Para além das medidas emergenciais, haverá, ainda, um longo e custoso caminho de reconstrução quando a água baixar. Mais ainda: será necessário repensar modelos de uso e ocupação dos territórios, considerando que o colapso climático-ambiental não é uma ameaça sensacionalista para o próximo século, mas a realidade que já estamos enfrentando, aqui e agora.
Grandes cidades como São Paulo, Rio de Janeiro, Salvador, Fortaleza e Belo Horizonte estão preparadas para enfrentar eventos climáticos extremos, cada vez mais comuns diante do desequilíbrio ambiental do Antropoceno?

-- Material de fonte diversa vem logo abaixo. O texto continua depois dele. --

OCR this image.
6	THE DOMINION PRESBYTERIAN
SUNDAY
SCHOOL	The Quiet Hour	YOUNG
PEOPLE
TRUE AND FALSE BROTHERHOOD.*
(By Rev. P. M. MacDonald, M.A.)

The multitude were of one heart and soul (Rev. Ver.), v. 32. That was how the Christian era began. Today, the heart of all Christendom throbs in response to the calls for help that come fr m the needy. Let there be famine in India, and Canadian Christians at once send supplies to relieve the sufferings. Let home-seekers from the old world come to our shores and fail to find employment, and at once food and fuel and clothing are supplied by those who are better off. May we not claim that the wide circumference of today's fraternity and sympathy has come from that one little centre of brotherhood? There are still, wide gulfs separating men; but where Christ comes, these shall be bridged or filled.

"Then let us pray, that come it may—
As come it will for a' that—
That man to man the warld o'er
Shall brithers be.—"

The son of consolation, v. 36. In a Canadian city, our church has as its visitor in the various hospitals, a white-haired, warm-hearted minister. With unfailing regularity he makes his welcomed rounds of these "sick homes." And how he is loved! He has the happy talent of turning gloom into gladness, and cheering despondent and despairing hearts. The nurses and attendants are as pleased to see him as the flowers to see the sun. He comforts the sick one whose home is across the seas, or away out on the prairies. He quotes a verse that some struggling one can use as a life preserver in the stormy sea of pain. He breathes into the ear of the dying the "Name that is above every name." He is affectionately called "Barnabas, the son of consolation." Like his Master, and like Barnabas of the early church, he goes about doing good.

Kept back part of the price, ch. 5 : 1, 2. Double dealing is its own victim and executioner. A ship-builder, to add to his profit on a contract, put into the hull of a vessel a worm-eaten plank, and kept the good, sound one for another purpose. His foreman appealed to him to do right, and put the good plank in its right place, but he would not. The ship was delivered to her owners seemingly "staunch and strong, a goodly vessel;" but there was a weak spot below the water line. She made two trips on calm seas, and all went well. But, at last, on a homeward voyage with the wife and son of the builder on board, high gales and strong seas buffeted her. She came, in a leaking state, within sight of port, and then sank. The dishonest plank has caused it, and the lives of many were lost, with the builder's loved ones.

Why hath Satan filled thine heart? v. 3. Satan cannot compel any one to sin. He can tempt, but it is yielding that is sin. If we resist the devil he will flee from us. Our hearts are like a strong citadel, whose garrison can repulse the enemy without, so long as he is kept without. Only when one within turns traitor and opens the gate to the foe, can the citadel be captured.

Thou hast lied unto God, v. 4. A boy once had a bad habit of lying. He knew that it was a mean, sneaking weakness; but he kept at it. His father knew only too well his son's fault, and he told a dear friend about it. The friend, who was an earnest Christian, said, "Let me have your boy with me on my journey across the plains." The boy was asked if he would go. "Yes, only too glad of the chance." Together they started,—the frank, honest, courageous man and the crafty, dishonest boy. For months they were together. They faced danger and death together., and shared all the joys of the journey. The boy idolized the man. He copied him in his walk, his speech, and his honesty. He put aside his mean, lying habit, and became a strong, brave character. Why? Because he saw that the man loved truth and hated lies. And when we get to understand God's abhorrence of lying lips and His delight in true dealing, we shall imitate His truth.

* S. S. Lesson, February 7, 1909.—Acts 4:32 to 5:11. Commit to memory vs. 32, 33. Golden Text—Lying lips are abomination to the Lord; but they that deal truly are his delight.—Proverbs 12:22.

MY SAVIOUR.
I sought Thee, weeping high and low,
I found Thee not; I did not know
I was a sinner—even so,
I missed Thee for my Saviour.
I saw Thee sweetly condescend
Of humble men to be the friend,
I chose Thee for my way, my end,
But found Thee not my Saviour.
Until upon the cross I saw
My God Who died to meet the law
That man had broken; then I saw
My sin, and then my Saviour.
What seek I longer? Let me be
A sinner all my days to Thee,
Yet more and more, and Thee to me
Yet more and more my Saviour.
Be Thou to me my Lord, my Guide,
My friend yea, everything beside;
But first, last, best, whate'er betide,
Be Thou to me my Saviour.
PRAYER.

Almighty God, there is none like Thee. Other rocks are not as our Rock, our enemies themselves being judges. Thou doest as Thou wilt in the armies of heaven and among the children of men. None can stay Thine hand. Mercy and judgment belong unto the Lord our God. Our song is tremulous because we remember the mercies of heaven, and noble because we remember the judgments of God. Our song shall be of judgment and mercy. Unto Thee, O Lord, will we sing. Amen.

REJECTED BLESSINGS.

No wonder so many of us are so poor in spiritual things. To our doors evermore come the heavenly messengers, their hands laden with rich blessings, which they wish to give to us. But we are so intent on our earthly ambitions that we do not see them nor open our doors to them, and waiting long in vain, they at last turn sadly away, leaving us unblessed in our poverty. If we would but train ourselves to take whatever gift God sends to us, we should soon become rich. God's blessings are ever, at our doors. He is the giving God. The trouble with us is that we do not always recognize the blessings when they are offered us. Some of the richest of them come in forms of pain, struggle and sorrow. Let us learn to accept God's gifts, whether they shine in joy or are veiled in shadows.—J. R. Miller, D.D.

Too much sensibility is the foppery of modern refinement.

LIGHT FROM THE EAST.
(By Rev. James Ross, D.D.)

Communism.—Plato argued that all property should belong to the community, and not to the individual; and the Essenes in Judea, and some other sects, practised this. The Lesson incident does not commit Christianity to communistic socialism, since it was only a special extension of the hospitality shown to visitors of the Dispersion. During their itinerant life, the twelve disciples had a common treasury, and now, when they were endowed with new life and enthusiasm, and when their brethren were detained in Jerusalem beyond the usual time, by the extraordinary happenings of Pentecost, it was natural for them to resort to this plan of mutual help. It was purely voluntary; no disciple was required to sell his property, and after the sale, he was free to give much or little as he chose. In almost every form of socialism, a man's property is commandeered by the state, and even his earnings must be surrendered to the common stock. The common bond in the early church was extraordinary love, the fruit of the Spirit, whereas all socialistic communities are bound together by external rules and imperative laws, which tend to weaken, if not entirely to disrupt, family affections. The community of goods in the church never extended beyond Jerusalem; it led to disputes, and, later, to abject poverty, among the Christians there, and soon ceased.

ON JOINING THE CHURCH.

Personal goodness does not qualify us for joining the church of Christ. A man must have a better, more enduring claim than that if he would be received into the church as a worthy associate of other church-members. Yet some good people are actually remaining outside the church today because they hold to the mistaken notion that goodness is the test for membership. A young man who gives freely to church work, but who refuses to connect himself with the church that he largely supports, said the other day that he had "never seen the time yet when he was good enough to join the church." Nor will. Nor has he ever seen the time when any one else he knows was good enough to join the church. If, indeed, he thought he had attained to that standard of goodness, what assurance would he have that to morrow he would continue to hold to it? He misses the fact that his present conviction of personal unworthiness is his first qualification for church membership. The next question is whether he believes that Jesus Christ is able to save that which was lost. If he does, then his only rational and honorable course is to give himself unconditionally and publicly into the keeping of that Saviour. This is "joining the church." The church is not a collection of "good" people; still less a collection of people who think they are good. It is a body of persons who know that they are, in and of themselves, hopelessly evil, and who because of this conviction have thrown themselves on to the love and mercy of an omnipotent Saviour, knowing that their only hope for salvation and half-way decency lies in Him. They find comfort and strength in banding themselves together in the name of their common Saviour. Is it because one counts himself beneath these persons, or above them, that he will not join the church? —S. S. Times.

Repetir os erros que levaram a essa e tantas outras catástrofes ecológicas em vários lugares do mundo seria admitir a responsabilidade sobre mais mortes, mais destruição e um destino terrível que não é causado pela fúria da natureza, mas por negligência e egoísmo do ser humano.
Luis Felipe Valle é professor universitário, geógrafo, mestre em Linguagens, Mídia e Arte, pós-graduado em Neuropsicologia.